Per il mese di marzo, il Papa chiede ai fedeli di pregare affinché i cattolici di
Cina siano strumento di unità, comunione e pace
Perché i vescovi, i presbiteri, le persone consacrate e i fedeli laici della Chiesa
Cattolica nella Repubblica Popolare di Cina, alla luce della Lettera pontificia loro
inviata, “si impegnino ad essere segno e strumento di unità, di comunione e di pace”:
è questa l’intenzione missionaria per il mese di marzo, che Benedetto XVI ha affidato
all’Apostolato della preghiera. Il Papa rinnova dunque l’attenzione per la Chiesa
cinese. Intervistato da Alessandro Gisotti, padre Giancarlo Politi,
sinologo del Pontificio Istituto Missioni Estere (Pime), si sofferma sull’importanza
del documento indirizzato dal Papa ai fedeli cinesi nel maggio 2007:
R. - La Lettera
rappresenta la prima volta in cui il Papa si rivolge direttamente ai vescovi di Cina,
un episcopato che per la sua maggioranza è ormai in comunione da tempo con la Sede
Apostolica. Il Papa ha tirato fuori e messo sul tavolo tutte le problematiche che
per anni hanno fatto soffrire la comunità cattolica di Cina. Non bisogna dimenticare
che la Chiesa in Cina vive sotto una costante tensione. Quindi, diventano sempre difficili
e ambivalenti gli atteggiamenti che ciascuno può prendere.
D.
- D’altro canto, il Papa stesso nella lettera si rivolge alle autorità civili di Pechino…
R.
- Sì, certamente, si rivolge alle autorità civili in seconda battuta. Va detto che
all’interno della società cinese non tutto è pacifico. Non bisogna dimenticare che
il governo di Pechino, oggi, governa in forza di una rivoluzione che ormai è passata
da più di 60 anni.
D. - Tutta la Lettera di Benedetto
XVI mette l’accento sul perdono, la riconciliazione e sul valore imprescindibile dell’unità.
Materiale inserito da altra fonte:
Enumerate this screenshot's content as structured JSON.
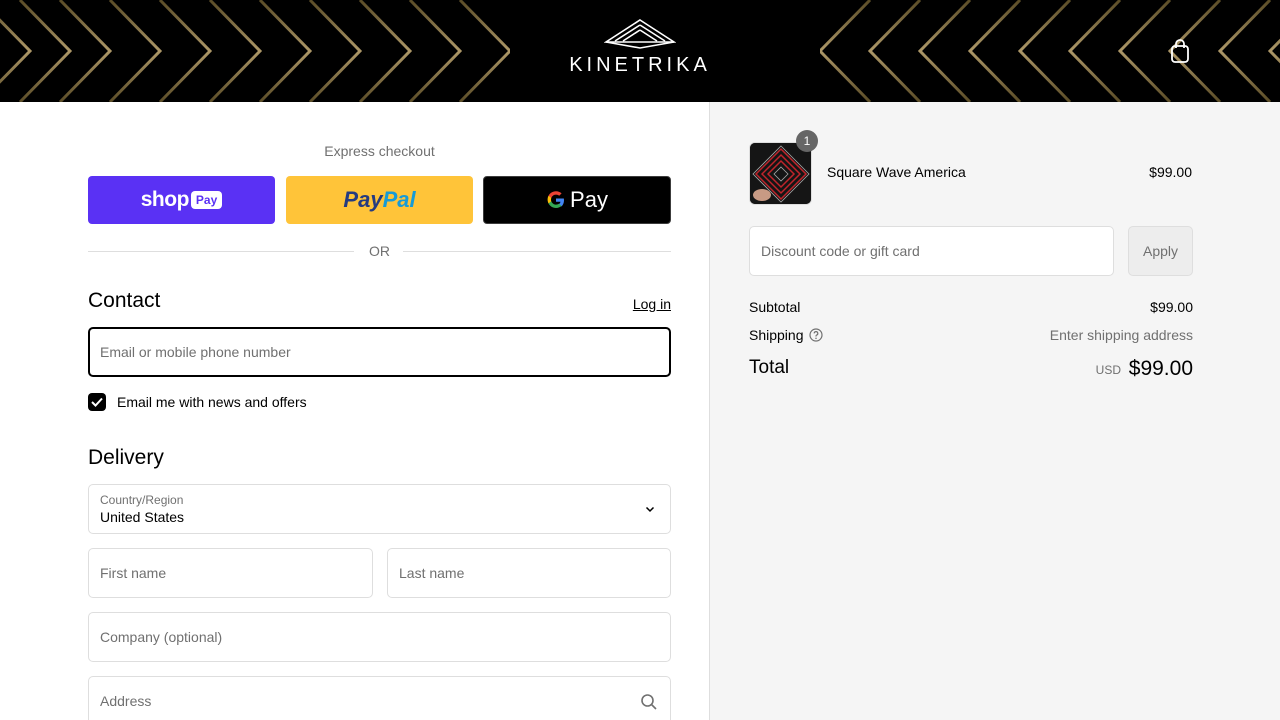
{
  "header": {
    "brand": "KINETRIKA",
    "cart_icon": "shopping-bag-icon"
  },
  "express": {
    "label": "Express checkout",
    "shop_text": "shop",
    "shop_pill": "Pay",
    "paypal_pay": "Pay",
    "paypal_pal": "Pal",
    "gpay_text": "Pay",
    "or": "OR"
  },
  "contact": {
    "title": "Contact",
    "login": "Log in",
    "email_placeholder": "Email or mobile phone number",
    "news_label": "Email me with news and offers",
    "news_checked": true
  },
  "delivery": {
    "title": "Delivery",
    "country_label": "Country/Region",
    "country_value": "United States",
    "first_name_placeholder": "First name",
    "last_name_placeholder": "Last name",
    "company_placeholder": "Company (optional)",
    "address_placeholder": "Address"
  },
  "summary": {
    "item": {
      "name": "Square Wave America",
      "price": "$99.00",
      "quantity": "1"
    },
    "discount_placeholder": "Discount code or gift card",
    "apply": "Apply",
    "subtotal_label": "Subtotal",
    "subtotal_value": "$99.00",
    "shipping_label": "Shipping",
    "shipping_value": "Enter shipping address",
    "total_label": "Total",
    "currency": "USD",
    "total_value": "$99.00"
  },
  "colors": {
    "shop_pay": "#5a31f4",
    "paypal": "#ffc439",
    "gpay": "#000000",
    "header": "#000000",
    "sidebar_bg": "#f5f5f5"
  }
}
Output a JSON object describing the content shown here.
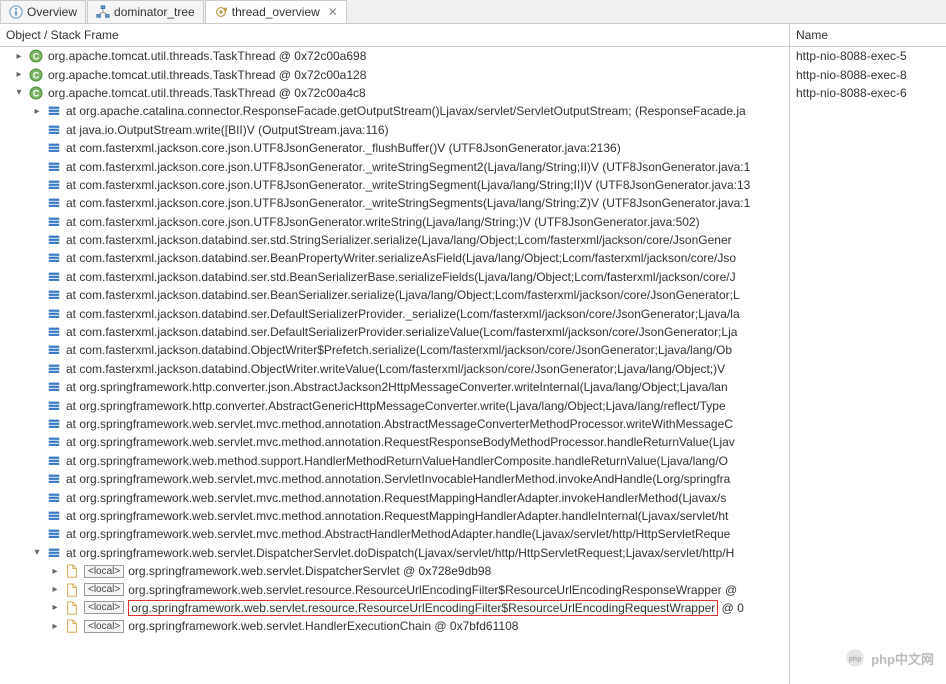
{
  "tabs": [
    {
      "label": "Overview"
    },
    {
      "label": "dominator_tree"
    },
    {
      "label": "thread_overview"
    }
  ],
  "left_header": "Object / Stack Frame",
  "right_header": "Name",
  "names": [
    "http-nio-8088-exec-5",
    "http-nio-8088-exec-8",
    "http-nio-8088-exec-6"
  ],
  "local_tag": "<local>",
  "rows": [
    {
      "indent": 0,
      "twisty": "closed",
      "icon": "class",
      "text": "org.apache.tomcat.util.threads.TaskThread @ 0x72c00a698"
    },
    {
      "indent": 0,
      "twisty": "closed",
      "icon": "class",
      "text": "org.apache.tomcat.util.threads.TaskThread @ 0x72c00a128"
    },
    {
      "indent": 0,
      "twisty": "open",
      "icon": "class",
      "text": "org.apache.tomcat.util.threads.TaskThread @ 0x72c00a4c8"
    },
    {
      "indent": 1,
      "twisty": "closed",
      "icon": "frame",
      "text": "at org.apache.catalina.connector.ResponseFacade.getOutputStream()Ljavax/servlet/ServletOutputStream; (ResponseFacade.ja"
    },
    {
      "indent": 1,
      "twisty": "none",
      "icon": "frame",
      "text": "at java.io.OutputStream.write([BII)V (OutputStream.java:116)"
    },
    {
      "indent": 1,
      "twisty": "none",
      "icon": "frame",
      "text": "at com.fasterxml.jackson.core.json.UTF8JsonGenerator._flushBuffer()V (UTF8JsonGenerator.java:2136)"
    },
    {
      "indent": 1,
      "twisty": "none",
      "icon": "frame",
      "text": "at com.fasterxml.jackson.core.json.UTF8JsonGenerator._writeStringSegment2(Ljava/lang/String;II)V (UTF8JsonGenerator.java:1"
    },
    {
      "indent": 1,
      "twisty": "none",
      "icon": "frame",
      "text": "at com.fasterxml.jackson.core.json.UTF8JsonGenerator._writeStringSegment(Ljava/lang/String;II)V (UTF8JsonGenerator.java:13"
    },
    {
      "indent": 1,
      "twisty": "none",
      "icon": "frame",
      "text": "at com.fasterxml.jackson.core.json.UTF8JsonGenerator._writeStringSegments(Ljava/lang/String;Z)V (UTF8JsonGenerator.java:1"
    },
    {
      "indent": 1,
      "twisty": "none",
      "icon": "frame",
      "text": "at com.fasterxml.jackson.core.json.UTF8JsonGenerator.writeString(Ljava/lang/String;)V (UTF8JsonGenerator.java:502)"
    },
    {
      "indent": 1,
      "twisty": "none",
      "icon": "frame",
      "text": "at com.fasterxml.jackson.databind.ser.std.StringSerializer.serialize(Ljava/lang/Object;Lcom/fasterxml/jackson/core/JsonGener"
    },
    {
      "indent": 1,
      "twisty": "none",
      "icon": "frame",
      "text": "at com.fasterxml.jackson.databind.ser.BeanPropertyWriter.serializeAsField(Ljava/lang/Object;Lcom/fasterxml/jackson/core/Jso"
    },
    {
      "indent": 1,
      "twisty": "none",
      "icon": "frame",
      "text": "at com.fasterxml.jackson.databind.ser.std.BeanSerializerBase.serializeFields(Ljava/lang/Object;Lcom/fasterxml/jackson/core/J"
    },
    {
      "indent": 1,
      "twisty": "none",
      "icon": "frame",
      "text": "at com.fasterxml.jackson.databind.ser.BeanSerializer.serialize(Ljava/lang/Object;Lcom/fasterxml/jackson/core/JsonGenerator;L"
    },
    {
      "indent": 1,
      "twisty": "none",
      "icon": "frame",
      "text": "at com.fasterxml.jackson.databind.ser.DefaultSerializerProvider._serialize(Lcom/fasterxml/jackson/core/JsonGenerator;Ljava/la"
    },
    {
      "indent": 1,
      "twisty": "none",
      "icon": "frame",
      "text": "at com.fasterxml.jackson.databind.ser.DefaultSerializerProvider.serializeValue(Lcom/fasterxml/jackson/core/JsonGenerator;Lja"
    },
    {
      "indent": 1,
      "twisty": "none",
      "icon": "frame",
      "text": "at com.fasterxml.jackson.databind.ObjectWriter$Prefetch.serialize(Lcom/fasterxml/jackson/core/JsonGenerator;Ljava/lang/Ob"
    },
    {
      "indent": 1,
      "twisty": "none",
      "icon": "frame",
      "text": "at com.fasterxml.jackson.databind.ObjectWriter.writeValue(Lcom/fasterxml/jackson/core/JsonGenerator;Ljava/lang/Object;)V"
    },
    {
      "indent": 1,
      "twisty": "none",
      "icon": "frame",
      "text": "at org.springframework.http.converter.json.AbstractJackson2HttpMessageConverter.writeInternal(Ljava/lang/Object;Ljava/lan"
    },
    {
      "indent": 1,
      "twisty": "none",
      "icon": "frame",
      "text": "at org.springframework.http.converter.AbstractGenericHttpMessageConverter.write(Ljava/lang/Object;Ljava/lang/reflect/Type"
    },
    {
      "indent": 1,
      "twisty": "none",
      "icon": "frame",
      "text": "at org.springframework.web.servlet.mvc.method.annotation.AbstractMessageConverterMethodProcessor.writeWithMessageC"
    },
    {
      "indent": 1,
      "twisty": "none",
      "icon": "frame",
      "text": "at org.springframework.web.servlet.mvc.method.annotation.RequestResponseBodyMethodProcessor.handleReturnValue(Ljav"
    },
    {
      "indent": 1,
      "twisty": "none",
      "icon": "frame",
      "text": "at org.springframework.web.method.support.HandlerMethodReturnValueHandlerComposite.handleReturnValue(Ljava/lang/O"
    },
    {
      "indent": 1,
      "twisty": "none",
      "icon": "frame",
      "text": "at org.springframework.web.servlet.mvc.method.annotation.ServletInvocableHandlerMethod.invokeAndHandle(Lorg/springfra"
    },
    {
      "indent": 1,
      "twisty": "none",
      "icon": "frame",
      "text": "at org.springframework.web.servlet.mvc.method.annotation.RequestMappingHandlerAdapter.invokeHandlerMethod(Ljavax/s"
    },
    {
      "indent": 1,
      "twisty": "none",
      "icon": "frame",
      "text": "at org.springframework.web.servlet.mvc.method.annotation.RequestMappingHandlerAdapter.handleInternal(Ljavax/servlet/ht"
    },
    {
      "indent": 1,
      "twisty": "none",
      "icon": "frame",
      "text": "at org.springframework.web.servlet.mvc.method.AbstractHandlerMethodAdapter.handle(Ljavax/servlet/http/HttpServletReque"
    },
    {
      "indent": 1,
      "twisty": "open",
      "icon": "frame",
      "text": "at org.springframework.web.servlet.DispatcherServlet.doDispatch(Ljavax/servlet/http/HttpServletRequest;Ljavax/servlet/http/H"
    },
    {
      "indent": 2,
      "twisty": "closed",
      "icon": "file",
      "local": true,
      "text": "org.springframework.web.servlet.DispatcherServlet @ 0x728e9db98"
    },
    {
      "indent": 2,
      "twisty": "closed",
      "icon": "file",
      "local": true,
      "text": "org.springframework.web.servlet.resource.ResourceUrlEncodingFilter$ResourceUrlEncodingResponseWrapper @"
    },
    {
      "indent": 2,
      "twisty": "closed",
      "icon": "file",
      "local": true,
      "highlight": true,
      "text": "org.springframework.web.servlet.resource.ResourceUrlEncodingFilter$ResourceUrlEncodingRequestWrapper",
      "suffix": " @ 0"
    },
    {
      "indent": 2,
      "twisty": "closed",
      "icon": "file",
      "local": true,
      "text": "org.springframework.web.servlet.HandlerExecutionChain @ 0x7bfd61108"
    }
  ],
  "watermark": "php中文网"
}
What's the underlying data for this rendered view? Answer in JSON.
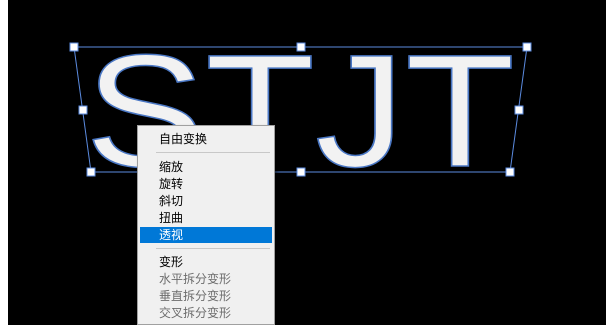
{
  "canvas": {
    "background": "#000000",
    "text": "STJT",
    "text_fill": "#f2f2f2",
    "text_outline": "#4a77c4",
    "bounding_box_color": "#5b8be0",
    "handle_fill": "#ffffff"
  },
  "context_menu": {
    "items": [
      {
        "label": "自由变换",
        "state": "normal"
      },
      {
        "label": "缩放",
        "state": "normal"
      },
      {
        "label": "旋转",
        "state": "normal"
      },
      {
        "label": "斜切",
        "state": "normal"
      },
      {
        "label": "扭曲",
        "state": "normal"
      },
      {
        "label": "透视",
        "state": "selected"
      },
      {
        "label": "变形",
        "state": "normal"
      },
      {
        "label": "水平拆分变形",
        "state": "disabled"
      },
      {
        "label": "垂直拆分变形",
        "state": "disabled"
      },
      {
        "label": "交叉拆分变形",
        "state": "disabled"
      }
    ],
    "selected_color": "#0078d7"
  }
}
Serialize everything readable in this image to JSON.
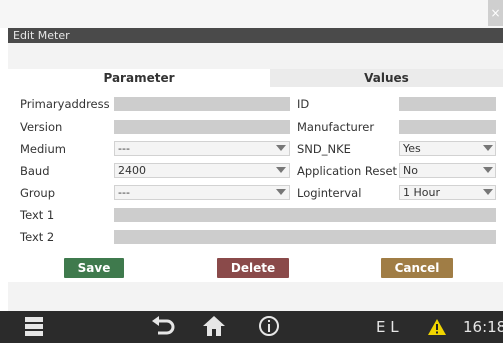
{
  "window": {
    "title": "Edit Meter",
    "close_glyph": "×"
  },
  "tabs": [
    {
      "label": "Parameter"
    },
    {
      "label": "Values"
    }
  ],
  "left": {
    "primaryaddress": {
      "label": "Primaryaddress",
      "value": ""
    },
    "version": {
      "label": "Version",
      "value": ""
    },
    "medium": {
      "label": "Medium",
      "value": "---"
    },
    "baud": {
      "label": "Baud",
      "value": "2400"
    },
    "group": {
      "label": "Group",
      "value": "---"
    },
    "text1": {
      "label": "Text 1",
      "value": ""
    },
    "text2": {
      "label": "Text 2",
      "value": ""
    }
  },
  "right": {
    "id": {
      "label": "ID",
      "value": ""
    },
    "manufacturer": {
      "label": "Manufacturer",
      "value": ""
    },
    "snd_nke": {
      "label": "SND_NKE",
      "value": "Yes"
    },
    "application_reset": {
      "label": "Application Reset",
      "value": "No"
    },
    "loginterval": {
      "label": "Loginterval",
      "value": "1 Hour"
    }
  },
  "buttons": {
    "save": "Save",
    "delete": "Delete",
    "cancel": "Cancel"
  },
  "colors": {
    "save": "#3f7a4d",
    "delete": "#8a4a4a",
    "cancel": "#a07d45"
  },
  "status": {
    "text": "E L",
    "time": "16:18"
  },
  "icons": [
    "menu-icon",
    "back-icon",
    "home-icon",
    "info-icon",
    "warning-icon"
  ]
}
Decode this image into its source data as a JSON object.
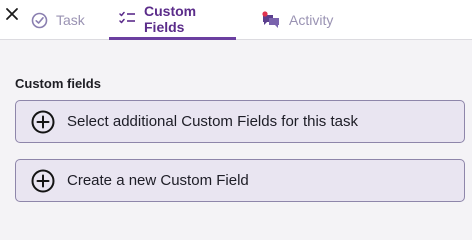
{
  "header": {
    "tabs": [
      {
        "label": "Task",
        "icon": "check-circle-icon",
        "active": false
      },
      {
        "label": "Custom Fields",
        "icon": "checklist-icon",
        "active": true
      },
      {
        "label": "Activity",
        "icon": "chat-bubbles-icon",
        "active": false,
        "notification": true
      }
    ]
  },
  "main": {
    "section_title": "Custom fields",
    "buttons": [
      {
        "label": "Select additional Custom Fields for this task",
        "icon": "plus-circle-icon"
      },
      {
        "label": "Create a new Custom Field",
        "icon": "plus-circle-icon"
      }
    ]
  },
  "colors": {
    "accent": "#6b3fa0",
    "inactive_tab": "#9a93b3",
    "button_bg": "#e9e5f1",
    "button_border": "#8e86aa",
    "notification_dot": "#e0324f"
  }
}
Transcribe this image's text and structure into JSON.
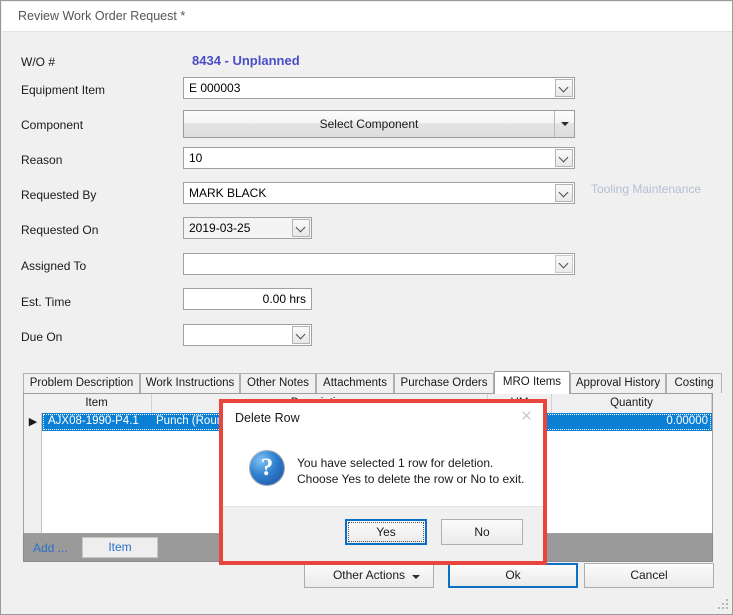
{
  "window": {
    "title": "Review Work Order Request *"
  },
  "form": {
    "wo_number": {
      "label": "W/O #",
      "value": "8434 - Unplanned",
      "color": "#4a4ec4"
    },
    "equipment_item": {
      "label": "Equipment Item",
      "value": "E 000003"
    },
    "component": {
      "label": "Component",
      "button_label": "Select Component"
    },
    "reason": {
      "label": "Reason",
      "value": "10",
      "hint": "Tooling Maintenance"
    },
    "requested_by": {
      "label": "Requested By",
      "value": "MARK BLACK"
    },
    "requested_on": {
      "label": "Requested On",
      "value": "2019-03-25"
    },
    "assigned_to": {
      "label": "Assigned To",
      "value": ""
    },
    "est_time": {
      "label": "Est. Time",
      "value": "0.00 hrs"
    },
    "due_on": {
      "label": "Due On",
      "value": ""
    }
  },
  "tabs": [
    {
      "label": "Problem Description",
      "selected": false
    },
    {
      "label": "Work Instructions",
      "selected": false
    },
    {
      "label": "Other Notes",
      "selected": false
    },
    {
      "label": "Attachments",
      "selected": false
    },
    {
      "label": "Purchase Orders",
      "selected": false
    },
    {
      "label": "MRO Items",
      "selected": true
    },
    {
      "label": "Approval History",
      "selected": false
    },
    {
      "label": "Costing",
      "selected": false
    }
  ],
  "grid": {
    "columns": [
      "Item",
      "Description",
      "UM",
      "Quantity"
    ],
    "row_indicator": "▶",
    "rows": [
      {
        "item": "AJX08-1990-P4.1",
        "description": "Punch (Round)",
        "um": "",
        "quantity": "0.00000"
      }
    ],
    "footer": {
      "add_label": "Add ...",
      "item_button_label": "Item"
    }
  },
  "bottom_bar": {
    "other_actions": "Other Actions",
    "ok": "Ok",
    "cancel": "Cancel"
  },
  "dialog": {
    "title": "Delete Row",
    "close_icon": "close-icon",
    "icon": "question-icon",
    "icon_glyph": "?",
    "message_line1": "You have selected 1 row for deletion.",
    "message_line2": "Choose Yes to delete the row or No to exit.",
    "yes_label": "Yes",
    "no_label": "No",
    "highlight_color": "#e8453c"
  }
}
Una sfida non facile considerando il contesto cinese…
R.
- Certamente non è facile, proprio perché non è facile far convivere due entità. Da
una parte, un’esigenza di libertà e di gestione della propria libertà, dall'altra,
un governo forte. Lo dice con chiarezza. Con altrettanta chiarezza bisogna che coniughiamo
le due esigenze: l’affermazione della verità da parte della Chiesa, ma anche l’affermazione
della libertà assoluta e della unicità di politica che il governo impone.
D.
- Si può fare un primo bilancio dei frutti che questa Lettera può aver prodotto tra
i cattolici di Cina?
R. - No, non è ancora possibile.
Bisogna abbandonare la fretta dei risultati. Non si possono ottenere risultati da
un giorno all’altro. La Lettera rimane un pilastro, come una piattaforma sulla quale
un giorno o l’altro - speriamo sia il più vicino possibile - si potrà discutere. Tuttavia,
all’interno della società cinese è ancora in vigore la politica dei piccoli passi
per conquistare spazi di libertà e di collaborazione.
D.
- D’altro canto, il Papa ha mostrato anche coraggio nel firmare questa Lettera in
prima persona…
R. - Certamente. Credo che la Lettera
del Papa fosse un atto necessario, proprio perché portasse chiarezza all’interno della
Chiesa, all’interno della società, a tutti quelli che guardano dal di fuori o che
vivono dentro ai confini della Repubblica popolare cinese. Detto questo, non si può
pretendere che una dichiarazione o una presa di posizione da parte del Papa abbia
immediatamente un’accoglienza “spassionata”. Ci vorrà tempo.